The apparent freedom from review vaunted by the Royal College is more
illusory than real. Faced with the Scylla of statutory control and the Charybdis
of the common law, it strikes me as extraordinary that the medical profession
should want to sail through the channel on the raft of clinical freedom
rather than in the more securely built, and more easily navigable Human
Fertilisation and Embryology Authority.

Derek Morgan Fellow in Health Care Law Centre for Philosophy and Health
Care University College Swansea

Letter: Penguin point

I was somewhat surprised to find you suggesting in ‘Environmentalists
urge Britain to reject Antarctic Treaty’ (This Week, 19 May), that the British
Antarctic Survey had built ‘a hard airstrip through penguin colonies near
its Rothera base’. Readers will know that prior to the BAS signing a contract
to build an airstrip in support of its science programmes, a full and ‘Comprehensive
Environmental Evaluation’ was undertaken. This was circulated internationally
in draft for comment and published in September 1989. It is available from
BAS.

There are no penguin colonies in the vicinity of the airstrip. Indeed,
vertebrate fauna is very poorly represented even by Antarctic standards
at Rothera Point.

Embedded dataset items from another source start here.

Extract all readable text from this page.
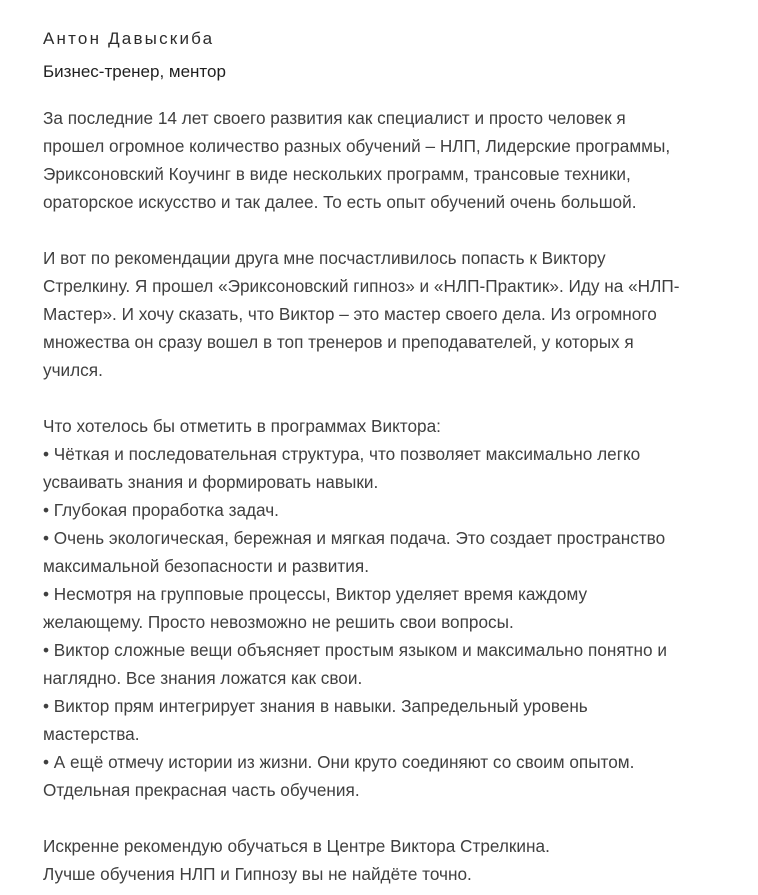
Антон Давыскиба

Бизнес-тренер, ментор

За последние 14 лет своего развития как специалист и просто человек я
прошел огромное количество разных обучений – НЛП, Лидерские программы,
Эриксоновский Коучинг в виде нескольких программ, трансовые техники,
ораторское искусство и так далее. То есть опыт обучений очень большой.

И вот по рекомендации друга мне посчастливилось попасть к Виктору
Стрелкину. Я прошел «Эриксоновский гипноз» и «НЛП-Практик». Иду на «НЛП-
Мастер». И хочу сказать, что Виктор – это мастер своего дела. Из огромного
множества он сразу вошел в топ тренеров и преподавателей, у которых я
учился.

Что хотелось бы отметить в программах Виктора:
• Чёткая и последовательная структура, что позволяет максимально легко
усваивать знания и формировать навыки.
• Глубокая проработка задач.
• Очень экологическая, бережная и мягкая подача. Это создает пространство
максимальной безопасности и развития.
• Несмотря на групповые процессы, Виктор уделяет время каждому
желающему. Просто невозможно не решить свои вопросы.
• Виктор сложные вещи объясняет простым языком и максимально понятно и
наглядно. Все знания ложатся как свои.
• Виктор прям интегрирует знания в навыки. Запредельный уровень
мастерства.
• А ещё отмечу истории из жизни. Они круто соединяют со своим опытом.
Отдельная прекрасная часть обучения.

Искренне рекомендую обучаться в Центре Виктора Стрелкина.
Лучше обучения НЛП и Гипнозу вы не найдёте точно.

Skuas are the most abundant breeding and non-breeding
bird, with 16 nests in 1989. Ironically, the skua population has benefited
from the presence of the base with a 36 per cent increase since 1976. There
are no traditional breeding areas for seals at the Point and only in October
1989 was a Weddell seal known to have pupped on the Point (well away from
the intended construction site), forced in by an unusual lack of sea ice
that winter.

BAS endorses fully the concerns of many organisations to care for and
conserve the environment of Antarctica. The total banning of all human activity
in this region as promulgated by some groups has to be seen against the
possibility of using the unique natural observatory conditions of Antarctica
to address questions of global relevance (like ozone depletion, background
levels of anthropogenic pollutants, climate change processes and effects).
The BAS is committed to a concerned, responsible and sensitive approach
to its research, minimising its impact on the Antarctic environment.